Investigation on the shear behavior of thin-layer grouted joints: discrete element analysis and analytical model

As a common geological structure in engineering, the current research on the shear deformation characteristics of grouted joints remains confined to laboratory experiments. Establishing a shear analytical model for grouted joints holds significant theoretical value. Focusing on thin-layer grouted joints, this work investigated the macro-mechanical properties and micro-fracture behavior of thin-layer grouted joints under shear loads numerically by generating discrete element method (DEM) models with the particle flow code in two dimensions (PFC^2D). The shear process was divided into three phases: compressive and elastic deformation (Phase I), strain hardening and softening (Phase II), and residual deformation (Phase III).
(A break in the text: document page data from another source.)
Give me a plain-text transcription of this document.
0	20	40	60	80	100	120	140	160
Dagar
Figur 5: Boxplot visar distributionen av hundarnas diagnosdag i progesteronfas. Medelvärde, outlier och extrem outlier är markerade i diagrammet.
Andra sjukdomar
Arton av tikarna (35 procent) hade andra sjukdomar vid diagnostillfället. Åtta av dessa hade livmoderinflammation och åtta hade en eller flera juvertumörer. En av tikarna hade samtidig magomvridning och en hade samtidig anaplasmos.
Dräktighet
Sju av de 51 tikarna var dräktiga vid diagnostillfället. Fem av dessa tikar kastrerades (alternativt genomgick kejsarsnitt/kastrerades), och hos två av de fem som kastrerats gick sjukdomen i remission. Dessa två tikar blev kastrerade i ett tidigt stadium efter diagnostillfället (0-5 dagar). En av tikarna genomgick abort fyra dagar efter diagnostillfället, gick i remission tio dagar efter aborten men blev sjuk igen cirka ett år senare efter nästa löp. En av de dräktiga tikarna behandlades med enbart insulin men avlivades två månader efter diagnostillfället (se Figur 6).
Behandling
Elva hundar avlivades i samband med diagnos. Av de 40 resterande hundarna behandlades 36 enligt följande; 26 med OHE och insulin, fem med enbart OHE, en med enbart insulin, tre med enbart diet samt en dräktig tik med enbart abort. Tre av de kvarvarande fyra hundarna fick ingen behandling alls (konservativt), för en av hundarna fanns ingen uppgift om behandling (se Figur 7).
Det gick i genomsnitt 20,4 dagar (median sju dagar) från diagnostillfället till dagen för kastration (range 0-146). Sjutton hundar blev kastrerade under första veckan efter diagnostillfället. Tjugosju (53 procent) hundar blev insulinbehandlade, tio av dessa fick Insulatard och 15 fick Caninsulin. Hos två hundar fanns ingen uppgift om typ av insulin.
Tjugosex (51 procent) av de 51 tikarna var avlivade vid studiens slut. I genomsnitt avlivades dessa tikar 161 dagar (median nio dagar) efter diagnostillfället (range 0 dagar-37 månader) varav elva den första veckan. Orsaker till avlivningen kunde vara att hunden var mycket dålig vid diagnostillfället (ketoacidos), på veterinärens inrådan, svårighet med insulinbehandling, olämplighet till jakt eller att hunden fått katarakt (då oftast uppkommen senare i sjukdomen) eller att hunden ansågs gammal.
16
Subsequently, by decomposing the shear deformation in Phase I into closure compression of the grout layer and elastic deformation of the composite load-bearing structure composed of the cement mortar skeleton and rock, an analytical solution for the shear behavior in Phase I was derived. In Phase II, homogenization theory was utilized to model the thin-layer grouted joint as a macroscopically isotropic material composed of multiple anisotropic composite elements. To predict strain hardening and softening behavior, a three-parameter modified damage model was developed using damage theory. Finally, the proposed analytical model was validated through comparisons with numerical simulation results and direct shear test results from other studies, accompanied by a discussion of the model parameters.